Doch der Großteil der Gedichte Rolf Gerlachs erzählt alltägliche Geschichten . Grad so wie’s oim selber scho mal passiert isch, oder besser no, em a andera, den mr kennt! Am besten kramt sich’s halt im Selbsterlebten! Die besten Geschichten schreibt immer noch das Leben des Nachbarn. Und hier schließt sich der Kreis. Gerade Gerlachs Bodenständigkeit, seine Verbunden-heit zur schwäbischen Heimat, seine gewachsene gesellschaftliche Ver-wurzelung in seiner schwäbischen Gemeinde, sein politisches und pädagogisches Engagement haben vermutlich seinen Blick geschärft für seine trefflichen Beobachtungen schwäbischer Begebenheiten, Seltsamkeiten, Raffinessen und Unzulänglichkeiten. Sie haben seine Sinne sensibilisiert für die sonderlichen Taten von Käuzen und die Untaten von Schlitzohren und Galgenstricken, seine Antennen justiert auf das Erkennen von Verschrobenheiten, Unzulänglichkeiten und Merkwürdigkeiten. Diese feste Verankerung in seiner Umgebung öffnet ihm die Perspektiven, nicht nur ganz nah dran, sondern mittendrin zu sein.Er schaut dem Volk nicht nur aufs Maul, er ist Teil dieses Volkes. Und er schreibt die Geschichten dieses seines Volkes in der Sprache seines Volkes, in Schwäbisch. In feinstem Stuttgarter Schwäbisch.
Und feinstes Schwäbisch kann mitunter ganz schön grob und deftig sein. Das muss sogar so sein, wenn man schwäbisch schreibt und denkt – so sen mir halt! Gradraus, deutlich und net verschrocka.

Die Journalistin Uta Schlegel-Holzmann urteilt in den “Stuttgarter Nachrichten”: “Also eine Poesie mit Bodagfährtle. Sie ist so herzhaft wie eine schwäbische Schlachtplatte, bekömmlich wie ein Rostbraten, manchmal räß wie Most oder Wein, der grad seine Süße verliert, und auf jeden Fall süffig wie ein Trollinger. Mit einem Wort: urschwäbisch.” Und der Erfolg gibt Rolf Gerlach recht, denn seine Bücher gehen weg wie die sprichwörtlichen warmen Semmeln, welche bei ihm natürlich Weggla heißen – oderWecka? Da bin ich mir als Nicht-Stuttgarter nicht so ganz sicher. Hier schreibt einer mit einfachen schwäbischen Worten über die einfachen und die einfach komplizierten Dinge des Lebens. Mal kalauernd, mal sentimental, mal rotzfrech oder grob, dann wieder sensibel, feinfühlig und immer mit treffenden Pointen. Und immer mitten aus dem Leben. Und eng am Herzen, Bauch und Hirn des Lesers.

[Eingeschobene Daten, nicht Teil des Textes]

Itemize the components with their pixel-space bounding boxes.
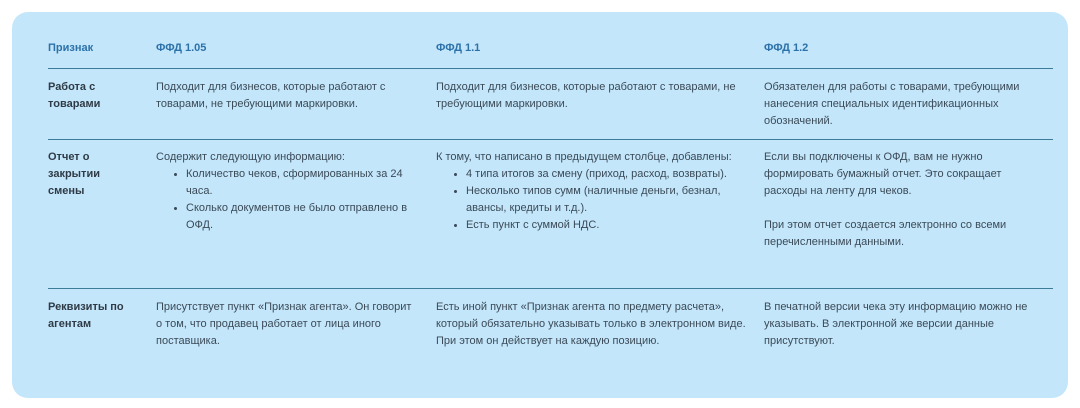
shift-ffd11-intro: К тому, что написано в предыдущем столбце, добавлены: xyxy=(436,151,732,163)
cell-agents-ffd12: В печатной версии чека эту информацию можно не указывать. В электронной же версии данные присутствуют. xyxy=(764,301,1028,347)
cell-goods-ffd105: Подходит для бизнесов, которые работают с товарами, не требующими маркировки. xyxy=(156,81,386,110)
list-item: • Есть пункт с суммой НДС. xyxy=(466,217,746,234)
cell-shift-ffd105 xyxy=(156,149,418,234)
cell-goods-ffd12: Обязателен для работы с товарами, требующими нанесения специальных идентификационных обозначений. xyxy=(764,81,1020,127)
header-ffd-12: ФФД 1.2 xyxy=(764,42,809,54)
ffd-comparison-table xyxy=(48,12,1053,389)
comparison-card xyxy=(12,12,1068,398)
list-item: • Несколько типов сумм (наличные деньги, безнал, авансы, кредиты и т.д.). xyxy=(466,183,746,217)
shift-ffd105-intro: Содержит следующую информацию: xyxy=(156,151,345,163)
row-label-shift-report: Отчет о закрытии смены xyxy=(48,151,100,197)
table-row-shift-report xyxy=(48,140,1053,289)
cell-goods-ffd11: Подходит для бизнесов, которые работают с товарами, не требующими маркировки. xyxy=(436,81,736,110)
shift-ffd11-list xyxy=(436,166,746,234)
table-header xyxy=(48,12,1053,69)
header-ffd-105: ФФД 1.05 xyxy=(156,42,207,54)
header-attribute: Признак xyxy=(48,42,94,54)
list-item: • 4 типа итогов за смену (приход, расход, возвраты). xyxy=(466,166,746,183)
header-ffd-11: ФФД 1.1 xyxy=(436,42,481,54)
shift-ffd12-para-2: При этом отчет создается электронно со всеми перечисленными данными. xyxy=(764,219,1007,248)
row-label-goods: Работа с товарами xyxy=(48,81,101,110)
row-label-agents: Реквизиты по агентам xyxy=(48,301,124,330)
table-row-goods xyxy=(48,69,1053,140)
list-item: • Количество чеков, сформированных за 24 часа. xyxy=(186,166,418,200)
table-row-agents xyxy=(48,289,1053,389)
cell-shift-ffd12 xyxy=(764,149,1034,251)
shift-ffd12-para-1: Если вы подключены к ОФД, вам не нужно формировать бумажный отчет. Это сокращает расходы на ленту для чеков. xyxy=(764,151,1002,197)
cell-shift-ffd11 xyxy=(436,149,746,234)
cell-agents-ffd105: Присутствует пункт «Признак агента». Он говорит о том, что продавец работает от лица иного поставщика. xyxy=(156,301,412,347)
cell-agents-ffd11: Есть иной пункт «Признак агента по предмету расчета», который обязательно указывать только в электронном виде. При этом он действует на каждую позицию. xyxy=(436,301,746,347)
shift-ffd105-list xyxy=(156,166,418,234)
list-item: • Сколько документов не было отправлено в ОФД. xyxy=(186,200,418,234)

Und so nimmt es nicht wunder, dass Rolf Gerlach laufend zu Lesungen eingeladen wird. Auch im Studio des Südwestrundfunks war er schon zu Gast und hat aus seinen Büchlein gelesen. Gerlachs Bücher sind allesamt liebevoll aufgemacht und illustriert. Wie es sich für einen vom Kaliber Gerlachs gehört, selbstverständlich von Könnern des jeweiligen Genres.

Und wen wundert’s, dass er auch diese Könner in seiner unmittelbaren Nachbarschaft gefunden hat:

Alles aus einem Guss. Von Schwaben für Schwaben. Und so nimmt man es Rolf Gerlach als ehrliches Bekenntnis ab, wenn er sein Anfangsgedicht in seinem neuen Büchle mit dem Vers beendet:Mei Schwobaland, des woiß i gwieß, isch hier uff Erda ‘s Paradies. Als Schwob möcht i uff dera Erda wenn’s goht, nomal gebora werda.